“If you really want to know your trees in winter, you have to get physical with them. In an appropriate way of course.”
Daniel Greenwood, a conservation officer for the London Wildlife Trust, smiled wryly as he gestured a gnarled trunk behind him.
It was an early gambit on a winter tree identification walk last Sunday, a bright, frosty afternoon in Sydenham Hill Wood.
Chuckles came from our cluster of fellow walkers standing on this large preserved stretch of the Great North Wood, one of the closest tracts of ancient woodland to central London.
“Run your hand across their bark,” he went on. “Even hug them if you want.”
Clasping a battered Collins tree guide, Daniel cut a boyish figure, his auburn hair peeking from beneath a woollen hat. He would prove that rare find: a mine of information who is able to share knowledge in an entertaining, often amusing, way.
“Don’t believe everything I tell you, by the way” he warned while explaining the difference between sessile and English oaks, how hybrids had formed and were difficult to tell apart. “Tour guides lie all the time.”
Mendacious or not, he built a fine picture of the woodlands and its evolution as we wandered along its frost-lined paths.
At one stop, he pointed through the trees at an out-of-place canopy to demonstrate how this was once part of an ornamental garden.
“That’s the monkey puzzle, also known as the Chilean pine. Which country do you think it comes from?”
Somebody answered that time. By the time we reached a later stop, and heard the same query of a towering cedar of Lebanon, everyone had tuned into our tour leader’s dry humour.
Shortly he would be trying to teach everyone a dance as a mnemonic for the way trees grow – with limited participation, admittedly – but we remembered.
Dance moves and all, the walk lasted a little more than 90 minutes as we trooped around the reserve with a wide-ranging history lesson en route. We gained a sense of the pivotal role woodland has played in shaping the history of London and beyond. Before the days of coal, furnaces would have burned less brightly without charcoal from the hornbeam. Horatio Nelson’s navy would have been less formidable without oak timbers to form his ships, and the city’s leather makers less profitable without the trees’ tannin.
Daniel was prolific with the flora facts. Ancient woodland was not actually that good a place to see ancient trees, we learned – the really old ones mostly occupy their own isolated spaces. Dead wood is a much richer habitat than living trees, mostly for insects – including the stag beetle here; and birches are a great woodland pioneer as they can take root in open ground.
Smatterings of history of the non-arboreal kind – and even a hint of linguistics – also cropped up. Just off one path was a crater created by an unexploded World War Two bomb. And who knew the etymology of “the bottom has fallen out of the market” or in it “for the long haul” [lugging wood along extended stretches] are both from the timber trade?
There was a snippet of economics (London trees reportedly being worth around £43 billion to the economy), as we overlooked Dulwich golf course with dozens of ring-necked parakeets squawking above us. (“What do we think of them?” asked one walker. “Well, there’s a bird walk on February 12).”

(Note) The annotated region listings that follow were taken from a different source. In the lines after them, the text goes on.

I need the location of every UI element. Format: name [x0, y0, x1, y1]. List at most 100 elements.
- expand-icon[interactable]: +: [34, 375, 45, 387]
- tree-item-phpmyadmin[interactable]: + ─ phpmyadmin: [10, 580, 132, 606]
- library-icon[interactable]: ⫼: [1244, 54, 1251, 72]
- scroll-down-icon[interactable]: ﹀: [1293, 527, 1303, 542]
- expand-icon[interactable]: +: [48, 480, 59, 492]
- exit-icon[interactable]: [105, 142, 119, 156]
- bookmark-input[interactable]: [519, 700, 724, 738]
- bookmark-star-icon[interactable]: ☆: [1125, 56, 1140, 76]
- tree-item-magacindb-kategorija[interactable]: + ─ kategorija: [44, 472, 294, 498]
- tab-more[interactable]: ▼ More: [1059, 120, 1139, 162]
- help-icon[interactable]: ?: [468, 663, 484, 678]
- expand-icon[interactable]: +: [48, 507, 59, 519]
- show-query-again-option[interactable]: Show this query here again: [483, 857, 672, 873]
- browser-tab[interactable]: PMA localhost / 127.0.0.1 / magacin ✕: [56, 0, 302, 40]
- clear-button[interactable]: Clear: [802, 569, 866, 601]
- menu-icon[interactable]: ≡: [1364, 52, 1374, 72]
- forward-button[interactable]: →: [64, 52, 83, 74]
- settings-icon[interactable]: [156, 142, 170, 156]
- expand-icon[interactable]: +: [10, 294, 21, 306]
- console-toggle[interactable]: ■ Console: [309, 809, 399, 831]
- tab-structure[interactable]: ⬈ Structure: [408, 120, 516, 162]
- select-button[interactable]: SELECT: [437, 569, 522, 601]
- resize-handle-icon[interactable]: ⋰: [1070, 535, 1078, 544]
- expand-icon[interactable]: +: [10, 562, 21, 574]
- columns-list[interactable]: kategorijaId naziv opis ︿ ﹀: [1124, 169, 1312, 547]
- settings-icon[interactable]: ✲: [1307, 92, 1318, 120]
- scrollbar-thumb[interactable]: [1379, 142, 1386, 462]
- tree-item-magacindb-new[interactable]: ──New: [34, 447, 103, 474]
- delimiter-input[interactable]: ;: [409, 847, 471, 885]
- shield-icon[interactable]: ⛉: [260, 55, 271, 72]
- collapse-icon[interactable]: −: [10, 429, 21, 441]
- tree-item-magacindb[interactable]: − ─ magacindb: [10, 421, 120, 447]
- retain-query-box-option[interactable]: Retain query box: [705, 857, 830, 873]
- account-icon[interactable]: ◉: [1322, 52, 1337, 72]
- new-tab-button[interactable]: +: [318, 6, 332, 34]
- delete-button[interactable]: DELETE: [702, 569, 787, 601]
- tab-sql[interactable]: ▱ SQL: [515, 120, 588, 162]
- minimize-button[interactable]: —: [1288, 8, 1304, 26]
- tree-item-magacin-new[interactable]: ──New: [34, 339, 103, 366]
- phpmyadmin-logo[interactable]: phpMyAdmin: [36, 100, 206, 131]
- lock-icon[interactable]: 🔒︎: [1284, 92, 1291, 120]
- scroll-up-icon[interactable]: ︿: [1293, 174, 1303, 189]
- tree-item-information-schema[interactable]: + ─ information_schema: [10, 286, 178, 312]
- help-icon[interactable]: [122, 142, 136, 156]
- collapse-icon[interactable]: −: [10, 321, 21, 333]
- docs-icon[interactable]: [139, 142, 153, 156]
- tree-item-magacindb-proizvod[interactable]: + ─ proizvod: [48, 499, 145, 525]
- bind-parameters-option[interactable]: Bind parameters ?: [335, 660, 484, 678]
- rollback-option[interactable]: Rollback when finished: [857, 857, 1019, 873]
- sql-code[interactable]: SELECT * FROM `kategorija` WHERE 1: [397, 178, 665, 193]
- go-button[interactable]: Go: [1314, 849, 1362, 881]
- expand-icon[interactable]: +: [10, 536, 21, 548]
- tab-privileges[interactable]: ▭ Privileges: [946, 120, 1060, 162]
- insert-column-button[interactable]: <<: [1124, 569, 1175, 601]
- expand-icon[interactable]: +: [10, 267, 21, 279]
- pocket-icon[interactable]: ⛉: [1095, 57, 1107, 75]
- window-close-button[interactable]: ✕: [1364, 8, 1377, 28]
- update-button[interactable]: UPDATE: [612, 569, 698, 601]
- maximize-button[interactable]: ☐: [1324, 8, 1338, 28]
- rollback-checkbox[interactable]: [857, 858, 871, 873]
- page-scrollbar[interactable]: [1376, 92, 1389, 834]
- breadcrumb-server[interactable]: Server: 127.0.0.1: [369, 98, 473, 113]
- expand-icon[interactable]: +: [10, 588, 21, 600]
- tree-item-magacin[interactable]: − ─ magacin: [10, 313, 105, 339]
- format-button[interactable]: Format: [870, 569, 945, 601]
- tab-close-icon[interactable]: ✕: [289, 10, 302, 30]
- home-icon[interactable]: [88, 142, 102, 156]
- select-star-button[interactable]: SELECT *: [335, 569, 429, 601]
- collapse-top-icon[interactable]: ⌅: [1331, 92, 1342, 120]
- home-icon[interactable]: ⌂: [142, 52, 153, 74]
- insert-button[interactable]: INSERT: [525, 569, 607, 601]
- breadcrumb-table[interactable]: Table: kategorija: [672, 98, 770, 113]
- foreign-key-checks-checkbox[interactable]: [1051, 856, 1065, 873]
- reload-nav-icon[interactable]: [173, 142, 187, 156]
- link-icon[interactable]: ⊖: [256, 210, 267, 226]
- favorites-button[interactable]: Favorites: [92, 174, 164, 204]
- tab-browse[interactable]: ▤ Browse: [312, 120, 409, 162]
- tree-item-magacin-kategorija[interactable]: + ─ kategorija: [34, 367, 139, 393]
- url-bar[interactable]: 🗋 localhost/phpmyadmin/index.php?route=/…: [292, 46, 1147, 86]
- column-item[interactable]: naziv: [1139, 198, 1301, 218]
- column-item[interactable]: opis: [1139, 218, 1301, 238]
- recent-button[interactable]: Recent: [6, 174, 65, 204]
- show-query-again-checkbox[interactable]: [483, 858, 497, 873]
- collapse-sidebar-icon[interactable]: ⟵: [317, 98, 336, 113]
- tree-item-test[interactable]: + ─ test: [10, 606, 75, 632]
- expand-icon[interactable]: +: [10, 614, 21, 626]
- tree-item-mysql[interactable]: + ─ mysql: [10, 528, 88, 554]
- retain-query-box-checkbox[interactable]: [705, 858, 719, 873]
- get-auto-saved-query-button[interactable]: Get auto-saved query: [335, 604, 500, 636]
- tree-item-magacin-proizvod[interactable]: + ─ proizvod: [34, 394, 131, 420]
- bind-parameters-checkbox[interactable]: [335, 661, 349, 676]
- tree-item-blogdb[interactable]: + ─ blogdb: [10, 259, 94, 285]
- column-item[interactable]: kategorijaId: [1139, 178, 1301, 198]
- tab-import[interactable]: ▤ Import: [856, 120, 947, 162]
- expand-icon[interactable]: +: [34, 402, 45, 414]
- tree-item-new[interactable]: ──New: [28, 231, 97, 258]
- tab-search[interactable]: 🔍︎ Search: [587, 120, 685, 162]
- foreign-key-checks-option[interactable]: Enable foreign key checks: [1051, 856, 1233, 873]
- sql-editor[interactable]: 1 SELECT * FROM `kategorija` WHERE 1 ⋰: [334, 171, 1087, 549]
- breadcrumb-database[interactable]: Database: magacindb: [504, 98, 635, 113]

Here too were more sobering tales, of soil too compact to be fertile, and of encroaching tree disease – not just the well known ash dieback, but acute oak decline, a condition not yet as widely recognised, Daniel told us.
“We really need to wait for them to develop natural resistance in about 10,000 years. Let’s see what happens then.”
Our loop came towards its end once as we filed along the overgrown abandoned railway line that dissects the reserve. The tracks fell into disrepair after Crystal Palace, a terminus, had burned down in 1936. Now it is largely reclaimed by nature and leads into a disused tunnel, a protected roosting spot for bats.
Daniel gave a final bit of background on Sydenham Hill Wood and how it had helped shaped the London Wildlife Trust, then bade us farewell. “I hope you’ve learned at least one thing today,” he said. “And I think the dance is going to catch on.”
As we climbed back up to street level, we all felt a little more love for this wonderful pocket of wild London and its trees. In an appropriate way, of course.